I talked about this previously, but this is the point when I removed Search by Platform, Expert Profiles, Logging In and Registration. They took too much time, I could do without them.
I had iterated on the intro many times and at this point, I decided to trash it. If a user has made it to the point where they download and plan to subscribe to the service, they probably don’t need to know how it works.
This is when the scheduling was also taken out in favor of a queue system for meeting with the expert. If an expert is available, they can wait a short period of time then start their meeting. I knew this was somewhat unrealistic but I think it’s fun to imagine having a person that could always be available.
These, along with some other small changes, brought me to the following wireframes for my main red route of meeting with an expert.
The wireframes were completed and I put them together into a prototype for testing. Thanks to the 10 volunteers I spoke with over the course of my 2 usability tests, the flaws and errors of my design became apparent to me.
The majority of participants from my first round of testing raised a similar concern. They wanted to have a way to schedule a meeting with their expert if they didn’t have time to meet immediately.
One side of me wanted to disregard this sentiment, but the other side knew that I needed to bring this feature back for a second try. I didn’t want Jason to have to wait for his meeting, what if he loses motivation during this time and pulls out before he can start? However, I had to test what the people wanted!
I went into the next round of usability testing with confidence. Users could now choose to schedule their meeting or jump into it almost right away! I covered all the angles, they’ll love it! Or at least I thought...
Yes, it was nice to receive praise for the scheduling system, however, nobody even used it! As each participant navigated the prototype, they all acknowledged the ability to schedule a call but decided that they wanted to have their meeting now!
As it stands, I would take out the scheduling feature in favor of having all meetings be queue based. If I were to continue working on this design though, I would look further into whether or not scheduling is a good fit.
The last major bit of feedback that really hit me was that the colors made the design seem more medical than I had intended.
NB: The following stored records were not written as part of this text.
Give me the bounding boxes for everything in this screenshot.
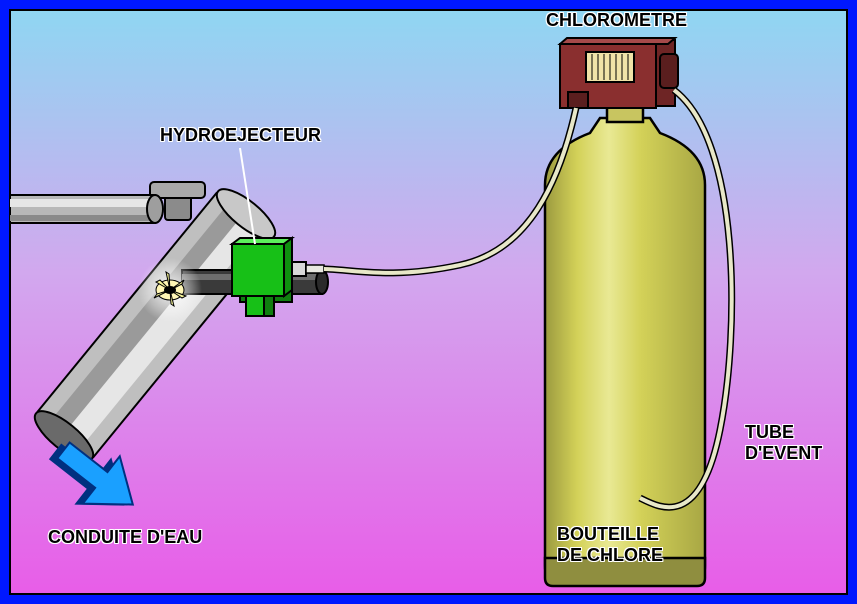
pipe-hole	[138, 258, 202, 322]
label-chlorometre: CHLOROMETRE	[546, 10, 687, 31]
chlorine-bottle	[545, 100, 705, 586]
diagram-svg	[0, 0, 857, 604]
chlorometer	[560, 38, 678, 108]
label-conduite: CONDUITE D'EAU	[48, 527, 202, 548]
diagram-stage: CHLOROMETRE HYDROEJECTEUR CONDUITE D'EAU…	[0, 0, 857, 604]
label-tube-event: TUBE D'EVENT	[745, 422, 822, 463]
label-hydroejecteur: HYDROEJECTEUR	[160, 125, 321, 146]
label-bouteille: BOUTEILLE DE CHLORE	[557, 524, 663, 565]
While I did want to help people seek ways to better their health, there weren’t any medically licensed professionals and programs involved. I made some changes to the color palette and ended my project here:
This brings my story to the present day!
I’m happy with the results of the work I put into this project. Every step until this point has shown me a new way to approach people and the problems they have.
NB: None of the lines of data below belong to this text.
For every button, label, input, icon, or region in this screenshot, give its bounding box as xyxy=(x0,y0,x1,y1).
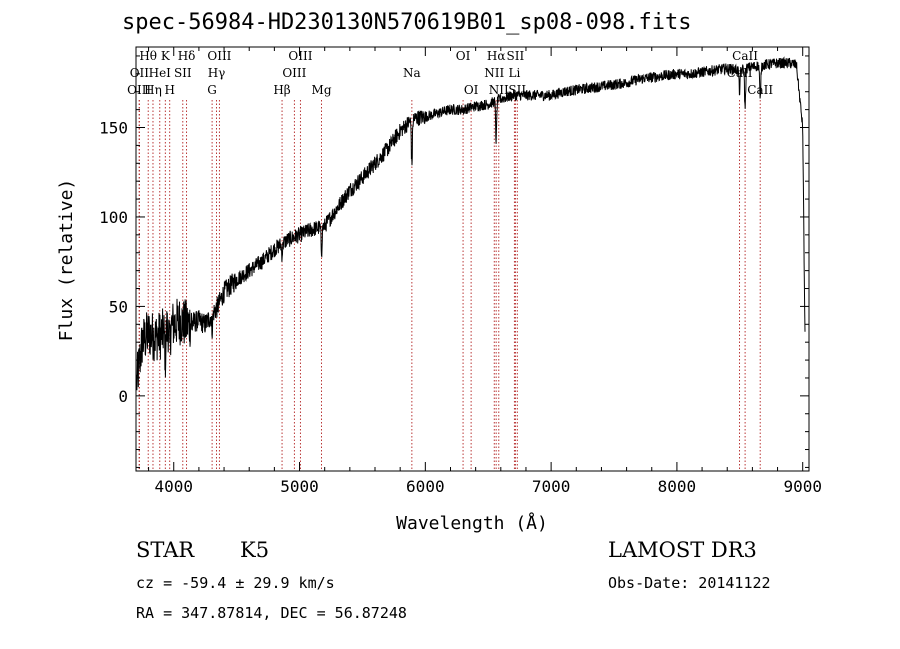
line-marker-label: OIII xyxy=(288,49,312,63)
chart-title: spec-56984-HD230130N570619B01_sp08-098.f… xyxy=(122,10,692,35)
line-marker-label: CaII xyxy=(732,49,758,63)
survey-name: LAMOST DR3 xyxy=(608,538,757,562)
line-marker-label: Li xyxy=(508,66,520,80)
x-tick-label: 9000 xyxy=(783,477,822,496)
line-marker-label: SII xyxy=(174,66,192,80)
y-axis-label: Flux (relative) xyxy=(56,179,77,342)
line-marker-label: Hθ xyxy=(139,49,157,63)
y-tick-label: 0 xyxy=(118,387,128,406)
line-marker-label: SII xyxy=(507,49,525,63)
line-marker-label: OI xyxy=(456,49,471,63)
line-marker-label: K xyxy=(161,49,171,63)
axes: 4000 5000 6000 7000 8000 9000 0 50 100 150 xyxy=(99,47,822,496)
line-marker-label: OI xyxy=(464,83,479,97)
line-marker-label: Mg xyxy=(312,83,332,97)
redshift-info: cz = -59.4 ± 29.9 km/s xyxy=(136,574,335,592)
x-tick-label: 5000 xyxy=(280,477,319,496)
line-marker-label: OIII xyxy=(127,83,151,97)
x-tick-label: 4000 xyxy=(154,477,193,496)
line-marker-label: Na xyxy=(403,66,421,80)
line-marker-label: OII xyxy=(130,66,150,80)
spectrum-line xyxy=(136,56,806,391)
line-marker-label: Hγ xyxy=(208,66,226,80)
y-tick-label: 50 xyxy=(109,297,128,316)
line-marker-label: HeI xyxy=(149,66,172,80)
y-tick-label: 150 xyxy=(99,119,128,138)
line-marker-label: G xyxy=(207,83,217,97)
object-subclass: K5 xyxy=(240,538,270,562)
x-tick-label: 6000 xyxy=(406,477,445,496)
x-tick-label: 8000 xyxy=(658,477,697,496)
y-tick-label: 100 xyxy=(99,208,128,227)
line-marker-label: Hη xyxy=(144,83,162,97)
plot-frame xyxy=(135,46,810,472)
line-marker-label: NII xyxy=(484,66,504,80)
obs-date: Obs-Date: 20141122 xyxy=(608,574,771,592)
x-axis-label: Wavelength (Å) xyxy=(396,512,548,534)
object-class: STAR xyxy=(136,538,195,562)
coordinates: RA = 347.87814, DEC = 56.87248 xyxy=(136,604,407,622)
line-marker-label: NII xyxy=(489,83,509,97)
line-marker-label: OIII xyxy=(207,49,231,63)
spectrum-series xyxy=(136,56,806,391)
line-marker-label: H xyxy=(164,83,174,97)
line-marker-label: Hβ xyxy=(273,83,290,97)
line-marker-label: Hα xyxy=(487,49,506,63)
line-marker-label: Hδ xyxy=(178,49,196,63)
line-marker-label: OIII xyxy=(282,66,306,80)
x-tick-label: 7000 xyxy=(532,477,571,496)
Sometimes my experience needs to take a backseat, even when I think it may be beneficial. I can’t forget that there’s 60 million others out there like me, I’m a drop in the bucket.
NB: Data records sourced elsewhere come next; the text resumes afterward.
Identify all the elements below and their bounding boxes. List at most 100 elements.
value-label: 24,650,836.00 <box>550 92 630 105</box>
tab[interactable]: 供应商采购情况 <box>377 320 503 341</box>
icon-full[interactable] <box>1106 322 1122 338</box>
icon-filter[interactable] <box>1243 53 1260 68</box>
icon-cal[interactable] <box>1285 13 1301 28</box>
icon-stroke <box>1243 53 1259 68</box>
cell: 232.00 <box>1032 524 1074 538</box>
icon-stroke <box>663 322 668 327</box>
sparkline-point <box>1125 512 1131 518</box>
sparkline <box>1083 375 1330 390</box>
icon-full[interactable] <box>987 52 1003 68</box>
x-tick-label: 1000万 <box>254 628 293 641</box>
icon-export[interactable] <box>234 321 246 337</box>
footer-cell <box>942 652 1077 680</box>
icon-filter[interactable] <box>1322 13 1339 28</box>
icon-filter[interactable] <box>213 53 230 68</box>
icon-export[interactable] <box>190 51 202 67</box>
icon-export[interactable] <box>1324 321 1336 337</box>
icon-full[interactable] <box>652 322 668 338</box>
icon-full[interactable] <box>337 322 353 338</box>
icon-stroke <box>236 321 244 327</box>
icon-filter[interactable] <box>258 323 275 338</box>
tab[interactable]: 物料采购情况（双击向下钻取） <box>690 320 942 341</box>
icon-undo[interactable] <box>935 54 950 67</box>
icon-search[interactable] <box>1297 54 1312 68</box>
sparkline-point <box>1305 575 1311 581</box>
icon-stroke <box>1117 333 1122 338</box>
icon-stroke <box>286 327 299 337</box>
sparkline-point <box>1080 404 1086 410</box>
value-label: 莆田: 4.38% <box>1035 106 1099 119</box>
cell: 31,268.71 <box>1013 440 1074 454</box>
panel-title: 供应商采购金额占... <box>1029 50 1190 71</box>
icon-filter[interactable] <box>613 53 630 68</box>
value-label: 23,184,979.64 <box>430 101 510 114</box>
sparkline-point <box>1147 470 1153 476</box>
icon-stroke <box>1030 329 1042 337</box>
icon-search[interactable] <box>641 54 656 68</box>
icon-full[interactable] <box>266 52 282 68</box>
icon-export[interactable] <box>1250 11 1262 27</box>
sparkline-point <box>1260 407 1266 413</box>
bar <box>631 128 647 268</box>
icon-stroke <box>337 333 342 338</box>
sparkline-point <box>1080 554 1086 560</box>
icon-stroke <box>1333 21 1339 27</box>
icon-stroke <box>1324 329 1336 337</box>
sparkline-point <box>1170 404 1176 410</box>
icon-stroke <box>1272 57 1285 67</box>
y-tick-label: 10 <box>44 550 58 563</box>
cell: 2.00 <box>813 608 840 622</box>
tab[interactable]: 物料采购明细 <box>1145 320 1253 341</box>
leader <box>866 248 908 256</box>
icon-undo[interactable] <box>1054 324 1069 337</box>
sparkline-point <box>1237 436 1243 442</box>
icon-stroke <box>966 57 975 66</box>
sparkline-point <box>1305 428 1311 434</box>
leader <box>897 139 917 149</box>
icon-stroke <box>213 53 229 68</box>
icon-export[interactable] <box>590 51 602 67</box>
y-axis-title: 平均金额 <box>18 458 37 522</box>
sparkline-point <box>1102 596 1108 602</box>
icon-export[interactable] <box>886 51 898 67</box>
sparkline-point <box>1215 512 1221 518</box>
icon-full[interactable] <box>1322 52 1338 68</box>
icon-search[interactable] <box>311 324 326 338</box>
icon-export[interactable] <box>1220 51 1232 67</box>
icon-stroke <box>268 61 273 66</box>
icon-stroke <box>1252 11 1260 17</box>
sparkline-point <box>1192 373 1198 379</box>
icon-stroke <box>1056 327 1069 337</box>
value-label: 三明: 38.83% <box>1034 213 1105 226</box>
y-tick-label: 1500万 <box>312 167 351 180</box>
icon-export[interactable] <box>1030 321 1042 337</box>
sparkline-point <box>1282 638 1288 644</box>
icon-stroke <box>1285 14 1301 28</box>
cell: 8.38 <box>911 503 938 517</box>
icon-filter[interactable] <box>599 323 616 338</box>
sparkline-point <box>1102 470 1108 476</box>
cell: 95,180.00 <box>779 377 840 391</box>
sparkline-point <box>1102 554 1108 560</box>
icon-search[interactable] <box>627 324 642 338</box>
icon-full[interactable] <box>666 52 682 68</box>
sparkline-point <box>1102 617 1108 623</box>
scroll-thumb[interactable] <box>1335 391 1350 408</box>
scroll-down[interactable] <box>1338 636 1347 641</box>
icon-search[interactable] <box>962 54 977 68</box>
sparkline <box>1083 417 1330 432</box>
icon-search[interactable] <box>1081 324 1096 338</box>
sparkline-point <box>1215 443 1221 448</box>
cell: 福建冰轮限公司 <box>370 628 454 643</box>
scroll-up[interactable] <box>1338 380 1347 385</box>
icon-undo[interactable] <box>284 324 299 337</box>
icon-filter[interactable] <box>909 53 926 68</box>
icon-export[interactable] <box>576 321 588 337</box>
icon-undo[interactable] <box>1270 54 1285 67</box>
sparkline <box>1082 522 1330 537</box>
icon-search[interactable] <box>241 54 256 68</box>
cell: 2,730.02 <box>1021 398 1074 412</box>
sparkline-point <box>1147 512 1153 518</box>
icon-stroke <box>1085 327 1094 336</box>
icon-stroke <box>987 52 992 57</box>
It also showed me the importance of thinking convergently. In the past, I often got myself mixed up in multiple ideas. Thinking so far into each one that I lose my place. Understanding that one good idea is better than ten unorganized ones will help me work more efficiently in the future.
If you’ve made it this far, I applaud you. Maybe I’ll pull Health Points out one day and take it further. This is a space that’s incredibly important to me, and if I could help even just one struggling gamer it would all be worth it.